Weekend minal, pojechalem na balety do Brighton w sobote, wrocilem o 9 rano w niedziele troche przegialem, ale potrzebowalem resetu. Chociaz przy okazji moj stan konta sie ostro zresetowal...
W poniedzialek caly dzien czulem sie zamulony, ledwo zywy. Do ostatniej chwili zastanawialem sie czy isc na trening czy odpuscic. WYvralem 2 opcje i nie zaluje padly rekordy
HST skonczone, bede teraz przez kolejne 10dni lecial FBW wg wlasnej intuicji.

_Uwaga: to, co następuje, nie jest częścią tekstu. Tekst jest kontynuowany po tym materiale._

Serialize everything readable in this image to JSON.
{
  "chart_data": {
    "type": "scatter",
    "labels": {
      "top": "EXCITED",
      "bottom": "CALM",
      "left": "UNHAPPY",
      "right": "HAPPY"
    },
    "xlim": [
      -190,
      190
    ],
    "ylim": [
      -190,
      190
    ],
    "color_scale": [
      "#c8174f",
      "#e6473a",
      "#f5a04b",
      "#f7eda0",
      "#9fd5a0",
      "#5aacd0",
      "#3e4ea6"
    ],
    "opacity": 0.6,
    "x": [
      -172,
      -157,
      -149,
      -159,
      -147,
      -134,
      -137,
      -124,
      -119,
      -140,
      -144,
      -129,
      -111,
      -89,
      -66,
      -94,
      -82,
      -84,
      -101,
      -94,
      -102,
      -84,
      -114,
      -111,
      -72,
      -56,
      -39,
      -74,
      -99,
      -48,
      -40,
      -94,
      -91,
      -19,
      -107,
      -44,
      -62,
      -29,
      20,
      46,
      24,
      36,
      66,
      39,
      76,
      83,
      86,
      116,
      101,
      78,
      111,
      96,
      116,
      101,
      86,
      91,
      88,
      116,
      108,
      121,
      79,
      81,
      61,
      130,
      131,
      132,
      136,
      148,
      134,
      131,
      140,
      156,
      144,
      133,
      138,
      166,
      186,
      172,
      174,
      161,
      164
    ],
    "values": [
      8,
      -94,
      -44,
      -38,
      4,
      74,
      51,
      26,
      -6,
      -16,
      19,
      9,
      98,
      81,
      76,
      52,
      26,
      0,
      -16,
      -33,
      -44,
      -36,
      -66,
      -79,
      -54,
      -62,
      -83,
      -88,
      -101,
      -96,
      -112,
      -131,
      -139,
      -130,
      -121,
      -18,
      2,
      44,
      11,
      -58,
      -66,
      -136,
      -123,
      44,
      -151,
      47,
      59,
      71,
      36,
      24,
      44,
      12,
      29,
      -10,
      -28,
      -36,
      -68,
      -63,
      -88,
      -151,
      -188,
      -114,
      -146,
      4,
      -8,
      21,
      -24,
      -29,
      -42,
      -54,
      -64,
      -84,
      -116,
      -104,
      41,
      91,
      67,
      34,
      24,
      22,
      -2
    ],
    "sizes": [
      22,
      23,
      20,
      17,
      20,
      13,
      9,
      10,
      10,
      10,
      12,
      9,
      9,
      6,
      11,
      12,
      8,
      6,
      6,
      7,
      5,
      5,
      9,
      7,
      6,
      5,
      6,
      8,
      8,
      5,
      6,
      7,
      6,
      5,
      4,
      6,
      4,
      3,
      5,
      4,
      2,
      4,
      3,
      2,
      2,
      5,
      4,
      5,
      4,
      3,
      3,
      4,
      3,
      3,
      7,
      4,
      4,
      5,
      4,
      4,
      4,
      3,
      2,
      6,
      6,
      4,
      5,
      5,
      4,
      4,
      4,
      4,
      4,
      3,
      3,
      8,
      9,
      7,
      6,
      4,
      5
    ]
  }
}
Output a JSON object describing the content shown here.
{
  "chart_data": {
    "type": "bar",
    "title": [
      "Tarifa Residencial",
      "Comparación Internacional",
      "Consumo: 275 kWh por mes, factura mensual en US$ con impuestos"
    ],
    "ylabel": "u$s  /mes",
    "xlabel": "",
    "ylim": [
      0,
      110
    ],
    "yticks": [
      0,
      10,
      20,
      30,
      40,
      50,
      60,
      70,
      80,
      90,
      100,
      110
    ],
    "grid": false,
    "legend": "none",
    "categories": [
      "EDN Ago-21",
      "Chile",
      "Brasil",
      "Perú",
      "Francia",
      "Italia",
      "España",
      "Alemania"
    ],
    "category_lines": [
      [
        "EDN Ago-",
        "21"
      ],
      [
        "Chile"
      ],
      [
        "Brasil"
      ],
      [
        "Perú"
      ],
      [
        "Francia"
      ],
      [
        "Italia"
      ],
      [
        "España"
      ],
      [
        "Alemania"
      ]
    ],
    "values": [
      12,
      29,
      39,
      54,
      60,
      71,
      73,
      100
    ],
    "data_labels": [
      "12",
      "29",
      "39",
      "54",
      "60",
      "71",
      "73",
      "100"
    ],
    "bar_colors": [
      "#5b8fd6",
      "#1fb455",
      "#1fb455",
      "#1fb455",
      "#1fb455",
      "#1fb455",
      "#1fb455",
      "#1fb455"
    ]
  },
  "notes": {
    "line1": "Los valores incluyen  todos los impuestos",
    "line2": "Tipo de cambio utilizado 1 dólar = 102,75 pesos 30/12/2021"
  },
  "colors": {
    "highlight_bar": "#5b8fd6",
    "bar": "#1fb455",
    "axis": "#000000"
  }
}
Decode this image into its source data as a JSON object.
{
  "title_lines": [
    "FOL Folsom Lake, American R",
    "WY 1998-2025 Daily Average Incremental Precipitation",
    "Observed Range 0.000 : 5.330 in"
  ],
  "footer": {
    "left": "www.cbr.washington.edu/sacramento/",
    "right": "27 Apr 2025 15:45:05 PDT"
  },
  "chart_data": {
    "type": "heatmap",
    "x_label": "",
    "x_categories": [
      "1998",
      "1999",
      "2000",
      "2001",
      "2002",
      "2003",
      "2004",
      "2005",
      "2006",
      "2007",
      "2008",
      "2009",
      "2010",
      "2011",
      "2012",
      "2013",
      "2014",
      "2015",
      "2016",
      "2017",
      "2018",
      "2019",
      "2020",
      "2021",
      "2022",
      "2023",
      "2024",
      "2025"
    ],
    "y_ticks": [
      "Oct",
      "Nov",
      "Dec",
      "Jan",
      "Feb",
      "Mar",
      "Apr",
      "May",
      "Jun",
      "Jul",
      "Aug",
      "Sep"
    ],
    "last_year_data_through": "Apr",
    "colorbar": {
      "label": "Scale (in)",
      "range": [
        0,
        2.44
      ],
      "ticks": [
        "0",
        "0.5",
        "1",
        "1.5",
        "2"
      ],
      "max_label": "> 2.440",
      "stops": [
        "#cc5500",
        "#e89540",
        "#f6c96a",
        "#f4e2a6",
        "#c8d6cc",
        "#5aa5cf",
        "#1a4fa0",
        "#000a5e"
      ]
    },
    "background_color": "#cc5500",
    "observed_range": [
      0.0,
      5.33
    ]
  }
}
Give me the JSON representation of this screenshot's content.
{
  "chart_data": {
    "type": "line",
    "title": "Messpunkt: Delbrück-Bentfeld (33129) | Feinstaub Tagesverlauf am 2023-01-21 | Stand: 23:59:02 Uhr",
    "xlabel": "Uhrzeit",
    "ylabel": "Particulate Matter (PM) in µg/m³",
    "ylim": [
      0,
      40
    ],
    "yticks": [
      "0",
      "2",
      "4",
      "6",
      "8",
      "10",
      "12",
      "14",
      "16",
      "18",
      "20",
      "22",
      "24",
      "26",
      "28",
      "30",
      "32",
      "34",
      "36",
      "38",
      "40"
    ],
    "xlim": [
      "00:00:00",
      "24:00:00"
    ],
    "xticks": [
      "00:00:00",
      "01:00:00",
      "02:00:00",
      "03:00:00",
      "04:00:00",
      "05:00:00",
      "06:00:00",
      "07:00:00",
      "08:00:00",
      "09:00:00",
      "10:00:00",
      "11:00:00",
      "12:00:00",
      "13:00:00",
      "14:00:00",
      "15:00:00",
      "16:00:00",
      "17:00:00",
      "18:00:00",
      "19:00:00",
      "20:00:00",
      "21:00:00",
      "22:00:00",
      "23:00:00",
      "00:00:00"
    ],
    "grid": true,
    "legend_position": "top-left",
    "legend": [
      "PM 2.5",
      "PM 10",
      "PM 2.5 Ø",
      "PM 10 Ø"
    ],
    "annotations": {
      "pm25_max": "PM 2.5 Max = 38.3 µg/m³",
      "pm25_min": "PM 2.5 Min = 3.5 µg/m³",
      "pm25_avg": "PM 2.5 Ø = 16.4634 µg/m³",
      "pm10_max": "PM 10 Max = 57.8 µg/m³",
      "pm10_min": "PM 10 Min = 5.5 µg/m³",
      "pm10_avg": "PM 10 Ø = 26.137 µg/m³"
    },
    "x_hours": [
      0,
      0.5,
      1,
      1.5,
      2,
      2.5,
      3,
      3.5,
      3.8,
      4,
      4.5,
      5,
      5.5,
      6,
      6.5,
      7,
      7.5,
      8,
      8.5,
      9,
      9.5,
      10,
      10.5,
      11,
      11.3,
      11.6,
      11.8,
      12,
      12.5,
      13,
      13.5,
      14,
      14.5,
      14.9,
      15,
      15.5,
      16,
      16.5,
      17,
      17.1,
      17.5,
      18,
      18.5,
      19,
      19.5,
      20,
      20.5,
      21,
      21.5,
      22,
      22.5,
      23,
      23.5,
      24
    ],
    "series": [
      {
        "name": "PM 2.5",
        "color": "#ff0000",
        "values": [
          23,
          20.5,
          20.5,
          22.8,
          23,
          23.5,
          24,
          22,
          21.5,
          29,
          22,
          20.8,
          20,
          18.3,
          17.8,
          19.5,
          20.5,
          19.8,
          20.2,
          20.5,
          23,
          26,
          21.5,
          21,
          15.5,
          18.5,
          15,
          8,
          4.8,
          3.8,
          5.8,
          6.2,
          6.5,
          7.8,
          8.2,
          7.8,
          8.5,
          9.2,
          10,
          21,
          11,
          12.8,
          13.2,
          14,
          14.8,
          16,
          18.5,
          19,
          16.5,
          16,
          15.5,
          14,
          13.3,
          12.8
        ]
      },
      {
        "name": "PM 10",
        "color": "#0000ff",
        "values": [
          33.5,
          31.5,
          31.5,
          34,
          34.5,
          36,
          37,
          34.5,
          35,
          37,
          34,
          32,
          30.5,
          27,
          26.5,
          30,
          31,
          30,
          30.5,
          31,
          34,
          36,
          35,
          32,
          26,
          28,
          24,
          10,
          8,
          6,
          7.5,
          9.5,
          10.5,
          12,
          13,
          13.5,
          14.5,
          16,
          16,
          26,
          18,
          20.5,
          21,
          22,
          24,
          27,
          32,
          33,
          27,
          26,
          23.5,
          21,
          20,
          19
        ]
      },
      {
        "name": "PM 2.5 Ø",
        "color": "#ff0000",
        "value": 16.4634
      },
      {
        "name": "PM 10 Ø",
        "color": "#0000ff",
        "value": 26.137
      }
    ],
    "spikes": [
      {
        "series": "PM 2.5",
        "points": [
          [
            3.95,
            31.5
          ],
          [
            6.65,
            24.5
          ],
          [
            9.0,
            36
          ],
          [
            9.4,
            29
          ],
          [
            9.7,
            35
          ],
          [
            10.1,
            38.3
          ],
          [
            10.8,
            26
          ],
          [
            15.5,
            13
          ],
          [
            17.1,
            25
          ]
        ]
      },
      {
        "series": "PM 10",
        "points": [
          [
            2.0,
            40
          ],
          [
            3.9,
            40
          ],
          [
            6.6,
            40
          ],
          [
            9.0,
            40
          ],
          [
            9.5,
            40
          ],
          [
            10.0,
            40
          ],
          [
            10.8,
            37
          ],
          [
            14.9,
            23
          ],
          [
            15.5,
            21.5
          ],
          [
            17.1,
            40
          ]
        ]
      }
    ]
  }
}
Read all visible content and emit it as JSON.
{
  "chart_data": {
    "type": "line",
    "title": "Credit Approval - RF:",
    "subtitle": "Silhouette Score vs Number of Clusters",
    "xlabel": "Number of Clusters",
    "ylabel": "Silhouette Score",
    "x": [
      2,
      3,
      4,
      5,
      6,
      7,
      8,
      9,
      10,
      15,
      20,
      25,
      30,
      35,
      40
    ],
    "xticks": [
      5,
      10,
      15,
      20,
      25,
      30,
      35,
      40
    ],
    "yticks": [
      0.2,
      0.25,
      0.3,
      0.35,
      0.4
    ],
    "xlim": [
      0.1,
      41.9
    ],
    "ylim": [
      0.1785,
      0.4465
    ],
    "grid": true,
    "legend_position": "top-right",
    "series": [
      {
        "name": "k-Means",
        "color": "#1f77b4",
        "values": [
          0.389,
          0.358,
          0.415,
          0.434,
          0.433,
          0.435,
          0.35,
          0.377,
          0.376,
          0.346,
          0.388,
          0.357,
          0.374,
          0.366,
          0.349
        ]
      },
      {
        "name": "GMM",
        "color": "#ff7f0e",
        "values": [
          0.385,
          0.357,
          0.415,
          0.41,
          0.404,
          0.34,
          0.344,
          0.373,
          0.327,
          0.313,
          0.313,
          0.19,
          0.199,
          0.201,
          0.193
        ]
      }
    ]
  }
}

Postanowilem rowniez pobic rekordy w martwym ciagu i wyciskaniu na lawce plaskiej.
Martwy ciag 100kg x10 150kg x 8 180kg x1 200kg x1 ! NOWY REKORD
Podciaganie nachwyt szeroko +20kg x 5 x5
Wyciskanie sztangi lawka pozioma 80kg x 10 100kg x 10 130kg x1 140kg x1! NOWY REKORD - niestety brak filmu gdyz kamerzysta musial asekurowac
Uginanie hantli stojac 25kg x5 x5
Prostowanie ramion na wyciagu gornym 23.5kg x5 x5
Rekordy pobite- w martwym ciagu byl zapas, jednak nie dokladalem wiecej. Moze w przyszlym tygodniu jeszcze raz podejde.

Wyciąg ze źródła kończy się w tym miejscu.